Depois da queda há necessidade de sangue sacrificial gerada pela quebra da relação humanidade-Deus durante a Era da Lei. Esta necessidade deixou de existir com o derramamento do Sangue de Cristo. Por isso, a lei designada aos judeus, que incluiu vários tipos de derramamento de sangue, não é mais necessária (até porque sacrifício animal não é nada ético na sociedade em que vivemos e é crime). Deve-se entender também que os animais significavam as riquezas materiais dos servos de Deus. Jesus não havia derrubado o véu que nos impede de olhar para Deus face a face naquela época. Jesus ao derrubar o véu também derrubou a religiosidade minuciosa judaica e nos desobriga a sacrificar os animais. A graça nos convida a entregar nossas riquezas, que não necessariamente são apenas moedas e cédulas, mas colocar Deus em primeiro lugar e submeter-nos por inteiro a Ele. A Lei nos obrigava sob pena de morte, mas a Graça nos convida num ato de Amor a Deus. 

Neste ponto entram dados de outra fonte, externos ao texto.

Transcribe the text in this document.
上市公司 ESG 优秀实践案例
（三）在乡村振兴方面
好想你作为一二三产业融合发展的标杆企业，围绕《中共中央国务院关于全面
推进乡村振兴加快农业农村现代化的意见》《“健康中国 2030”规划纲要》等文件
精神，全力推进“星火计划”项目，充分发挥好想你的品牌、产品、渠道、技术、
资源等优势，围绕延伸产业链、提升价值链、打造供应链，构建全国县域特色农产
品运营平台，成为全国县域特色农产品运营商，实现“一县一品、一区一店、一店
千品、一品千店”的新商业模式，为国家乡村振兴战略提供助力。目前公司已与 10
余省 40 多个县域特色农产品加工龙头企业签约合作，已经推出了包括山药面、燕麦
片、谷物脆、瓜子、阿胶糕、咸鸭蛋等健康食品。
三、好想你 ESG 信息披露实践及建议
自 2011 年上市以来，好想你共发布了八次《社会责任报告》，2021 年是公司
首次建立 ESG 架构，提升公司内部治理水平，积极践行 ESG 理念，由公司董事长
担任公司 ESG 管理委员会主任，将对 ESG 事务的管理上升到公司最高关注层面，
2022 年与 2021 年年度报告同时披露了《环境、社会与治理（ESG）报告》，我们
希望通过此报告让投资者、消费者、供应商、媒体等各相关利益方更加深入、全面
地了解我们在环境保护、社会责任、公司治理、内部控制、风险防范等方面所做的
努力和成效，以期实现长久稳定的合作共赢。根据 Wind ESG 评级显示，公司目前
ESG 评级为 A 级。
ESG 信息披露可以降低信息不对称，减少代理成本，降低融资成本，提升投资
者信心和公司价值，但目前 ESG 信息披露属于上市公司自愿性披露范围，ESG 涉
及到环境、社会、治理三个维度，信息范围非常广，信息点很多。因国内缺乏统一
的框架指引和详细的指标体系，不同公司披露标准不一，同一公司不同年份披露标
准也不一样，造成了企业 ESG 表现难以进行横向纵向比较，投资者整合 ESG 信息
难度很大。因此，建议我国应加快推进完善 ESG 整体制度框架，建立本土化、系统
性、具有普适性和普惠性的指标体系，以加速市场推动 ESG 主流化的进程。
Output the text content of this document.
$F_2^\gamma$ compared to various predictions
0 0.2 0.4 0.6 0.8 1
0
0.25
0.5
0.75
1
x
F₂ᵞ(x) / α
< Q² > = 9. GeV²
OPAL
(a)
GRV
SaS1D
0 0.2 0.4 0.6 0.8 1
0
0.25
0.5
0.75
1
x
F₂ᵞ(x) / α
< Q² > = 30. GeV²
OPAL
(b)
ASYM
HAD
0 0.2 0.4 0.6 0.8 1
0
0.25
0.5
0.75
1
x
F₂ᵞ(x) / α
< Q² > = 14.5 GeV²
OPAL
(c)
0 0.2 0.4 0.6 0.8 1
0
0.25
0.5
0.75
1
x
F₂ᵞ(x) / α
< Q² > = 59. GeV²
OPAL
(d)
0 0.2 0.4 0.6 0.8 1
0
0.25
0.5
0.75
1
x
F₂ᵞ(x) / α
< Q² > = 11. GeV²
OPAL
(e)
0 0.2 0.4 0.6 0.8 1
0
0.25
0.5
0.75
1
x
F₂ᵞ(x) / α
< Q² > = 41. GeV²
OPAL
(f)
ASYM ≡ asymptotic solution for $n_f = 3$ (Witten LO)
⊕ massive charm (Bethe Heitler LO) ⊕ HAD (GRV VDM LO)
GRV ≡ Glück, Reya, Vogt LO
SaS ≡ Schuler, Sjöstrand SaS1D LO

Penso no maná também, ele não tinha não tinha carne e o povo conseguia todos os seus nutrientes com ele. No episódio de números 11, por exemplo, Deus só mandou carne para eles, pois estavam murmurando nos ouvidos de Moisés, que se enfadou e relatou a Deus que pediu para que o povo se santificasse (comer carne era complicado ao ponto do povo precisar se santificar antes), porque no dia seguinte eles comeriam carne e por um mês inteiro ainda “até sair pelas narinas” porque eles rejeitaram o cuidado do Senhor. Deus sabia o que era melhor para o seu povo, Ele não deu carne antes, mas por causa da murmuração do povo, Ele enviou codornizes que foram “colhidas” (aqui não há sinal de que elas precisaram ser mortas pelo povo, Deus poderia ter as sacrificado sem dor). Quando a carne estava entre os dentes do povo, Deus se irou e enviou uma praga contra ele. Aqui entendo que Deus se ira, pois esse não era o plano dele. Ele não queria que as codornizes fossem sacrificadas, Ele não queria que o povo O rejeitasse pela carne. Em deuteronômio 12:15, mais uma vez, Deus permite o consumo da carne e abençoa, mas reforça que é conforme o desejo “da tua alma”, ou seja, não era o desejo dele.